I have the following df:
df = pd.DataFrame({"call 1": ['debit card','bond',np.nan],
"call 2": ['credit card','mortgage','spending limit'],
"call 3":['payment limit',np.nan,np.nan]})
which is:
call 1 call 2 call 3
0 debit card credit card payment limit
1 bond mortgage NaN
2 NaN spending limit NaN
I've further done some clustering and produce a new df as:
dfc = pd.DataFrame( {'cluster 1': ['payment limit', 'spending limit'],
'cluster 2': ['debit card', 'credit card'],
'cluster 3': [ 'bond', 'mortgage']})
as
cluster 1 cluster 2 cluster 3
0 payment limit debit card bond
1 spending limit credit card mortgage
Now in dfc
I want to know where each word is coming from for example payment limit
is originally from call 3
etc. In fact I wonder how to make a new df from these two dataframes such that I have:
print(pd.DataFrame( {'cluster 1': [{'call 3': 'payment limit'}, {'call 2':'spending limit'}],
'cluster 2': [{'call 1':'debit card'}, {'call 2':'credit card'}],
'cluster 3': [ {'call 1':'bond'}, {'call 2':'mortgage'}]}))
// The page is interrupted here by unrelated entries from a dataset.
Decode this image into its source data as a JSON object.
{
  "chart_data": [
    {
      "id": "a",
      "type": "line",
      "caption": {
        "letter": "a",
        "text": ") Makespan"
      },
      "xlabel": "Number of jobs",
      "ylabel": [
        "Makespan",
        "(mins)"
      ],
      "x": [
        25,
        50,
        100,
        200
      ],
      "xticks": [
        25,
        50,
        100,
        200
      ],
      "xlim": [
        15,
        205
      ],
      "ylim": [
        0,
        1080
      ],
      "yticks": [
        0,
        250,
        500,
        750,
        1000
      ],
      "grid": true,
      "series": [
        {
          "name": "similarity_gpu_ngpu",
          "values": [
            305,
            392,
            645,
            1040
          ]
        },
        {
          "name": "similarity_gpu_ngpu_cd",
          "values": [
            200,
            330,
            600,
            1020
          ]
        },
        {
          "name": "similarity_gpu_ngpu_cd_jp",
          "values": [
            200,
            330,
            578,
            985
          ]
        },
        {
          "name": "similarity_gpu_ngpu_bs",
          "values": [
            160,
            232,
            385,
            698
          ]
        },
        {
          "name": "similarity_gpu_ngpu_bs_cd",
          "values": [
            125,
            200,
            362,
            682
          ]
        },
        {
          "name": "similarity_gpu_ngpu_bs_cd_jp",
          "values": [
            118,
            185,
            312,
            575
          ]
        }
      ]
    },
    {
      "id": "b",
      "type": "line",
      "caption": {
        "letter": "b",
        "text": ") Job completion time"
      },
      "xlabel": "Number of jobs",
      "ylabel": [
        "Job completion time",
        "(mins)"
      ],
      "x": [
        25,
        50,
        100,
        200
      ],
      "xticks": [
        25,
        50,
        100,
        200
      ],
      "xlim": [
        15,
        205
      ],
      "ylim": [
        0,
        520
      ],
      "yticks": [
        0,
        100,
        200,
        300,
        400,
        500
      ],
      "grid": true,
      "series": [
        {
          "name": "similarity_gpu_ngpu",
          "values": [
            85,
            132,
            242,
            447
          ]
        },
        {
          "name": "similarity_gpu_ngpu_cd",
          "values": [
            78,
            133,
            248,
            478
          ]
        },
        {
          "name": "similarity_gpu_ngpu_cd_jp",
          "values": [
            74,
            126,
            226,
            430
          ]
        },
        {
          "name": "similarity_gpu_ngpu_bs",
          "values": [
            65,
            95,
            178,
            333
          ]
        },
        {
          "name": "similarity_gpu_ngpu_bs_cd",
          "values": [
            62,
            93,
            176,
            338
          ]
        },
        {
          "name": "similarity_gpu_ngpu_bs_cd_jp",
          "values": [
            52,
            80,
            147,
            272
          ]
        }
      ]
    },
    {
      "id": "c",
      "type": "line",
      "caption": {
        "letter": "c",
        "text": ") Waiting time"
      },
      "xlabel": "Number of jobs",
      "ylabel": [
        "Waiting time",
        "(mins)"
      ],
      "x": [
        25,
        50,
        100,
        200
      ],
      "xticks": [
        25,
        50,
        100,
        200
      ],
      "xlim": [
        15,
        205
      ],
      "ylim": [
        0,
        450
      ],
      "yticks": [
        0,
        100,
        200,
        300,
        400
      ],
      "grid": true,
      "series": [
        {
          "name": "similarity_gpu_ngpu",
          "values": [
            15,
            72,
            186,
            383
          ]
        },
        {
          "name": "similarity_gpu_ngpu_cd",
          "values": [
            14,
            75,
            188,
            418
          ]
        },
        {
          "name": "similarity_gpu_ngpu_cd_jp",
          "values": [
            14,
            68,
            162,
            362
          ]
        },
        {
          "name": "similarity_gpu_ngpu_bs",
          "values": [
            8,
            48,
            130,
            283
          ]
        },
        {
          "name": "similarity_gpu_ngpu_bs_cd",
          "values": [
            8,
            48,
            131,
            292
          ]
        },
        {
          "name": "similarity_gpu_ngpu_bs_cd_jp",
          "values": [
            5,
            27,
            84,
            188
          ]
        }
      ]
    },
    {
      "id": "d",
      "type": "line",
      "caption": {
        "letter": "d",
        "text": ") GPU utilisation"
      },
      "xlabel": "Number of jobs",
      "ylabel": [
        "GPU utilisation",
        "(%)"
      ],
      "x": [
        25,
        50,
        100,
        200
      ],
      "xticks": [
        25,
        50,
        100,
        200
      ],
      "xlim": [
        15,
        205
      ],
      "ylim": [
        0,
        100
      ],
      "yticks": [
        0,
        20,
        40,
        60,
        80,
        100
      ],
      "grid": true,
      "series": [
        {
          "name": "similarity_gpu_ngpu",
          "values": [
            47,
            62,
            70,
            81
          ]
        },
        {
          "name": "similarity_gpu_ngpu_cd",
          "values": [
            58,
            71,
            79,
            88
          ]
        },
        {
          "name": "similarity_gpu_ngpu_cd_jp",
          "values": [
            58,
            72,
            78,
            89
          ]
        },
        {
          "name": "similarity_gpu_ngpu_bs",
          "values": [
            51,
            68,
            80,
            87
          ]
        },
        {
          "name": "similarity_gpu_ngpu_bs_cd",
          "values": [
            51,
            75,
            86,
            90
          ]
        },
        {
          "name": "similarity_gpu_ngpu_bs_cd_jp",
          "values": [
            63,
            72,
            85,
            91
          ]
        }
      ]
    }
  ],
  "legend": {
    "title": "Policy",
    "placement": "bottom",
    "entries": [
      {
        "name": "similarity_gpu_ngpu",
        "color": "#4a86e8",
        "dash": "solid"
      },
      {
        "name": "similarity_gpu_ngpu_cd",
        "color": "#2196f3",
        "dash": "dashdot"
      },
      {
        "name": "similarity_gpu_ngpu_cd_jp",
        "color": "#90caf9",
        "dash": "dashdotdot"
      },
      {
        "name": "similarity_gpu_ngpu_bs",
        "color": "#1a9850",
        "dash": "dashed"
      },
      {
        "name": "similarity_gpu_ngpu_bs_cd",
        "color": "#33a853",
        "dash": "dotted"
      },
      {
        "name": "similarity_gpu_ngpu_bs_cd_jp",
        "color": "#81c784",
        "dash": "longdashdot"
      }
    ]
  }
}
CodePudding user response:
dfc.applymap(lambda x: df[df.eq(x)].dropna(how='all').dropna(axis=1).to_dict('records')[0])
Output:
cluster 1 cluster 2 cluster 3
0 {'call 3': 'payment limit'} {'call 1': 'debit card'} {'call 1': 'bond'}
1 {'call 2': 'spending limit'} {'call 2': 'credit card'} {'call 2': 'mortgage'}
CodePudding user response:
We can create a lookup dictionary and add the key:value from our first dataframe. For the second dataframe we replace the values if the same is found in our lookup dictionary
lookup_dict = {}
look_df = df.T
for col in look_df.columns:
lookup_dict.update(dict(zip(look_df[col], look_df.index)))
pd.concat([dfc.replace(lookup_dict), dfc]).astype(str).groupby(level=0).agg(tuple)
Output :
This gives us :
cluster 1 cluster 2 cluster 3
0 (call 3, payment limit) (call 1, debit card) (call 1, bond)
1 (call 2, spending limit) (call 2, credit card) (call 2, mortgage)